M. [U] explique en page 9 de ses écritures qu’il estime être co-auteur de l’oeuvre intitulée « Secrets d’histoire » objet du contrat de cession et d’édition du 4 avril 2013 et qui a fait l’objet d’une division en 39 morceaux, chacun déposé comme des oeuvres individuelles auprès de la SACEM, qu’il entend obtenir le partage des droits d’auteur conformément aux règles applicables et obtenir réparation du préjudice moral résultant de l’atteinte à son droit au nom au générique du début d’émission.

Pour contester la fin de non-recevoir fondée sur la prescription il fait valoir que son action tend à rétablir sa paternité en tant qu’auteur des oeuvres en cause et est donc imprescriptible. Il ajoute qu’il était dans l’ignorance du dépôt des bulletins à la SACEM non signés par lui, ceux-ci ne lui ayant jamais été présentés alors qu’il est le co-auteur de ces oeuvres, et que ce n’est qu’en fin d’année 2019 qu’il a su en suite d’une indiscrétion, que M. [J] percevait des redevances bien plus élevées que lui-même.
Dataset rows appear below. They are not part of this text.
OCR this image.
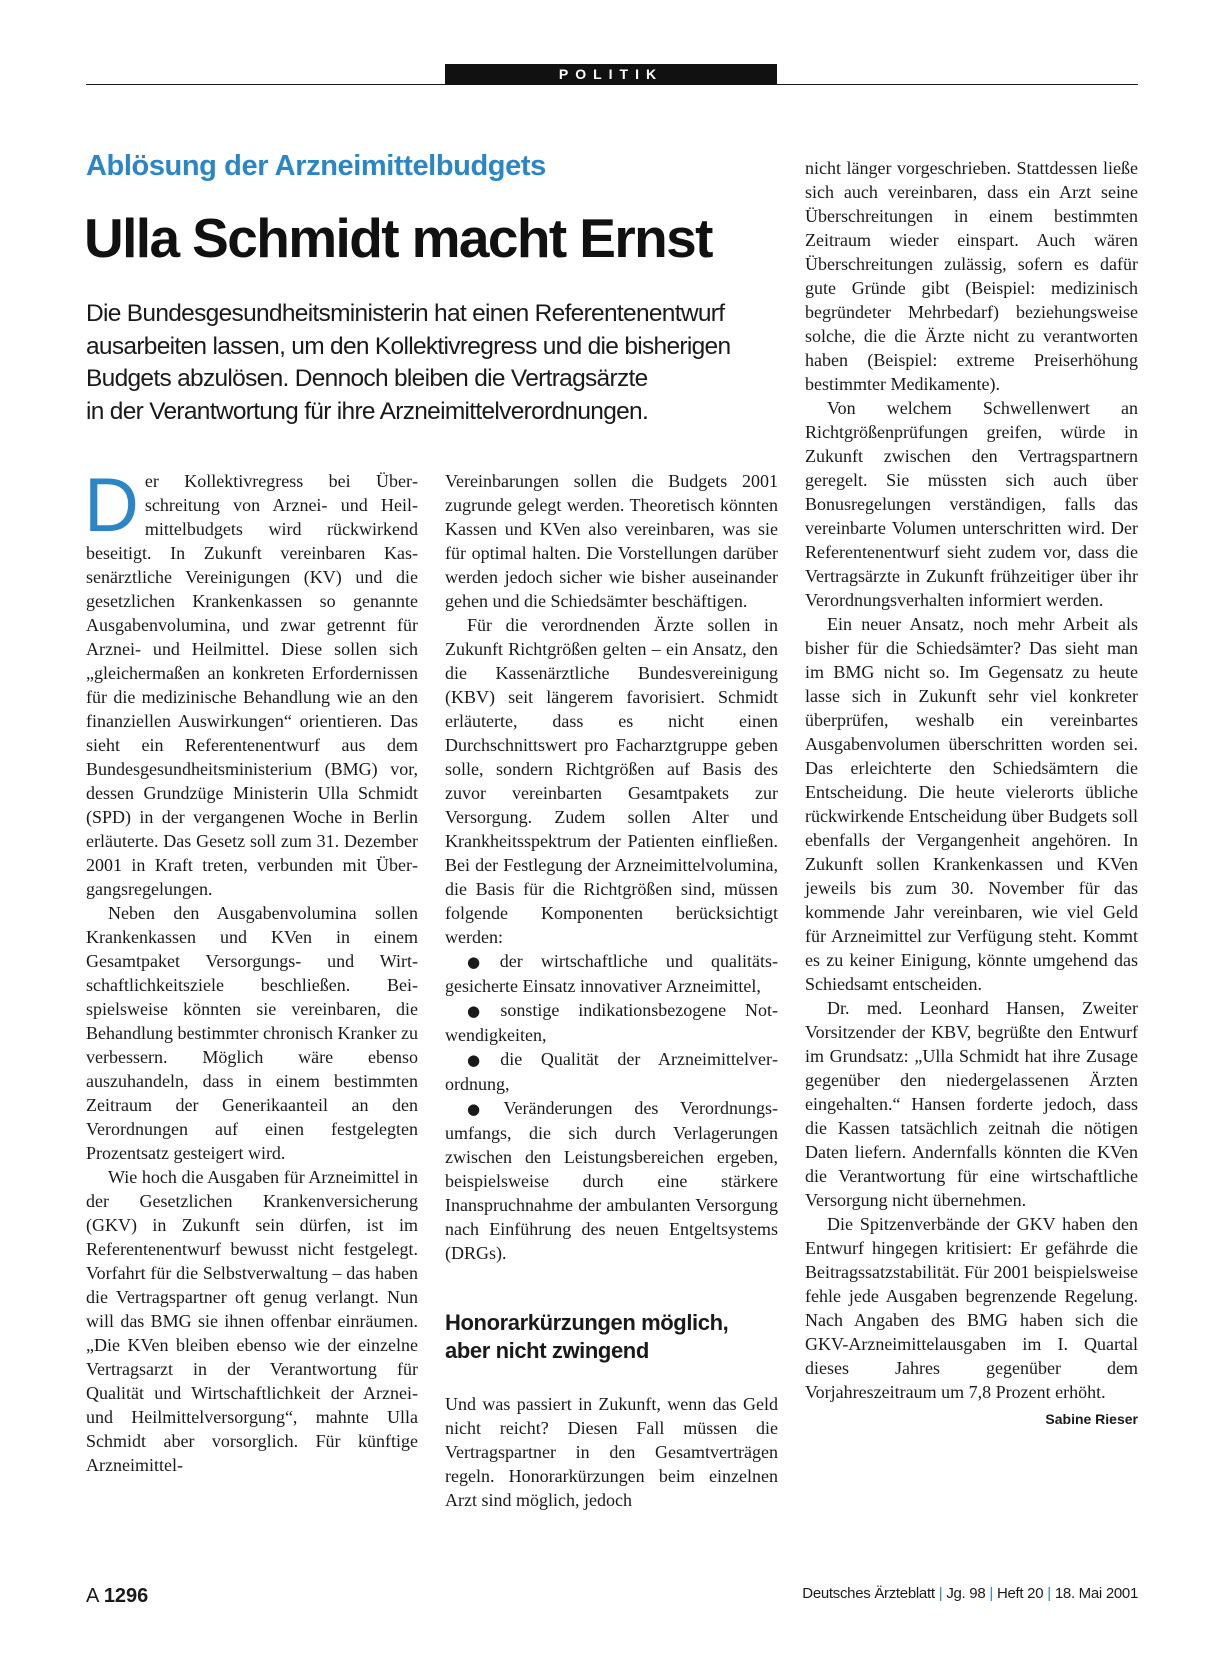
POLITIK
Ablösung der Arzneimittelbudgets
Ulla Schmidt macht Ernst
Die Bundesgesundheitsministerin hat einen Referentenentwurf
ausarbeiten lassen, um den Kollektivregress und die bisherigen
Budgets abzulösen. Dennoch bleiben die Vertragsärzte
in der Verantwortung für ihre Arzneimittelverordnungen.

Der Kollektivregress bei Überschreitung von Arznei- und Heilmittelbudgets wird rückwirkend beseitigt. In Zukunft vereinbaren Kassenärztliche Vereinigungen (KV) und die gesetzlichen Krankenkassen so genannte Ausgabenvolumina, und zwar getrennt für Arznei- und Heilmittel. Diese sollen sich „gleichermaßen an konkreten Erfordernissen für die medizinische Behandlung wie an den finanziellen Auswirkungen“ orientieren. Das sieht ein Referentenentwurf aus dem Bundesgesundheitsministerium (BMG) vor, dessen Grundzüge Ministerin Ulla Schmidt (SPD) in der vergangenen Woche in Berlin erläuterte. Das Gesetz soll zum 31. Dezember 2001 in Kraft treten, verbunden mit Übergangsregelungen.

Neben den Ausgabenvolumina sollen Krankenkassen und KVen in einem Gesamtpaket Versorgungs- und Wirtschaftlichkeitsziele beschließen. Beispielsweise könnten sie vereinbaren, die Behandlung bestimmter chronisch Kranker zu verbessern. Möglich wäre ebenso auszuhandeln, dass in einem bestimmten Zeitraum der Generikaanteil an den Verordnungen auf einen festgelegten Prozentsatz gesteigert wird.

Wie hoch die Ausgaben für Arzneimittel in der Gesetzlichen Krankenversicherung (GKV) in Zukunft sein dürfen, ist im Referentenentwurf bewusst nicht festgelegt. Vorfahrt für die Selbstverwaltung – das haben die Vertragspartner oft genug verlangt. Nun will das BMG sie ihnen offenbar einräumen. „Die KVen bleiben ebenso wie der einzelne Vertragsarzt in der Verantwortung für Qualität und Wirtschaftlichkeit der Arznei- und Heilmittelversorgung“, mahnte Ulla Schmidt aber vorsorglich. Für künftige Arzneimittel-

Vereinbarungen sollen die Budgets 2001 zugrunde gelegt werden. Theoretisch könnten Kassen und KVen also vereinbaren, was sie für optimal halten. Die Vorstellungen darüber werden jedoch sicher wie bisher auseinander gehen und die Schiedsämter beschäftigen.

Für die verordnenden Ärzte sollen in Zukunft Richtgrößen gelten – ein Ansatz, den die Kassenärztliche Bundesvereinigung (KBV) seit längerem favorisiert. Schmidt erläuterte, dass es nicht einen Durchschnittswert pro Facharztgruppe geben solle, sondern Richtgrößen auf Basis des zuvor vereinbarten Gesamtpakets zur Versorgung. Zudem sollen Alter und Krankheitsspektrum der Patienten einfließen. Bei der Festlegung der Arzneimittelvolumina, die Basis für die Richtgrößen sind, müssen folgende Komponenten berücksichtigt werden:

● der wirtschaftliche und qualitätsgesicherte Einsatz innovativer Arzneimittel,

● sonstige indikationsbezogene Notwendigkeiten,

● die Qualität der Arzneimittelverordnung,

● Veränderungen des Verordnungsumfangs, die sich durch Verlagerungen zwischen den Leistungsbereichen ergeben, beispielsweise durch eine stärkere Inanspruchnahme der ambulanten Versorgung nach Einführung des neuen Entgeltsystems (DRGs).

Honorarkürzungen möglich,
aber nicht zwingend

Und was passiert in Zukunft, wenn das Geld nicht reicht? Diesen Fall müssen die Vertragspartner in den Gesamtverträgen regeln. Honorarkürzungen beim einzelnen Arzt sind möglich, jedoch

nicht länger vorgeschrieben. Stattdessen ließe sich auch vereinbaren, dass ein Arzt seine Überschreitungen in einem bestimmten Zeitraum wieder einspart. Auch wären Überschreitungen zulässig, sofern es dafür gute Gründe gibt (Beispiel: medizinisch begründeter Mehrbedarf) beziehungsweise solche, die die Ärzte nicht zu verantworten haben (Beispiel: extreme Preiserhöhung bestimmter Medikamente).

Von welchem Schwellenwert an Richtgrößenprüfungen greifen, würde in Zukunft zwischen den Vertragspartnern geregelt. Sie müssten sich auch über Bonusregelungen verständigen, falls das vereinbarte Volumen unterschritten wird. Der Referentenentwurf sieht zudem vor, dass die Vertragsärzte in Zukunft frühzeitiger über ihr Verordnungsverhalten informiert werden.

Ein neuer Ansatz, noch mehr Arbeit als bisher für die Schiedsämter? Das sieht man im BMG nicht so. Im Gegensatz zu heute lasse sich in Zukunft sehr viel konkreter überprüfen, weshalb ein vereinbartes Ausgabenvolumen überschritten worden sei. Das erleichterte den Schiedsämtern die Entscheidung. Die heute vielerorts übliche rückwirkende Entscheidung über Budgets soll ebenfalls der Vergangenheit angehören. In Zukunft sollen Krankenkassen und KVen jeweils bis zum 30. November für das kommende Jahr vereinbaren, wie viel Geld für Arzneimittel zur Verfügung steht. Kommt es zu keiner Einigung, könnte umgehend das Schiedsamt entscheiden.

Dr. med. Leonhard Hansen, Zweiter Vorsitzender der KBV, begrüßte den Entwurf im Grundsatz: „Ulla Schmidt hat ihre Zusage gegenüber den niedergelassenen Ärzten eingehalten.“ Hansen forderte jedoch, dass die Kassen tatsächlich zeitnah die nötigen Daten liefern. Andernfalls könnten die KVen die Verantwortung für eine wirtschaftliche Versorgung nicht übernehmen.

Die Spitzenverbände der GKV haben den Entwurf hingegen kritisiert: Er gefährde die Beitragssatzstabilität. Für 2001 beispielsweise fehle jede Ausgaben begrenzende Regelung. Nach Angaben des BMG haben sich die GKV-Arzneimittelausgaben im I. Quartal dieses Jahres gegenüber dem Vorjahreszeitraum um 7,8 Prozent erhöht.
Sabine Rieser

A 1296	Deutsches Ärzteblatt | Jg. 98 | Heft 20 | 18. Mai 2001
Il fait valoir que si la cour le considère comme prescrit s’agissant de sa demande relative à ses créances de droit d’auteur au titre de la diffusion des épisodes, devront être prises en compte les autres exploitations qui sont venues aggraver son dommage en ce inclus la diffusion par le biais de DVD et la VOD payante. Il considère que seule pourrait éventuellement être prescrite l’action en recouvrement des droits d’auteur antérieure de plus de 5 ans à l’engagement de la présente action. Il invoque également une cause de report du point de départ ou de suspension de la prescription selon les dispositions de l’article 2234 du code civil et une impossibilité d’agir par suite de la force majeure, en raison d’une grave addiction à l’alcool qui l’aurait empêché de découvrir plus tôt qu’il ne percevait pas tous ses droits d’auteur.

Ainsi que le fait valoir M. [U], l’action en reconnaissance de la qualité d’auteur qui est attachée à la personne de l’auteur est imprescriptible.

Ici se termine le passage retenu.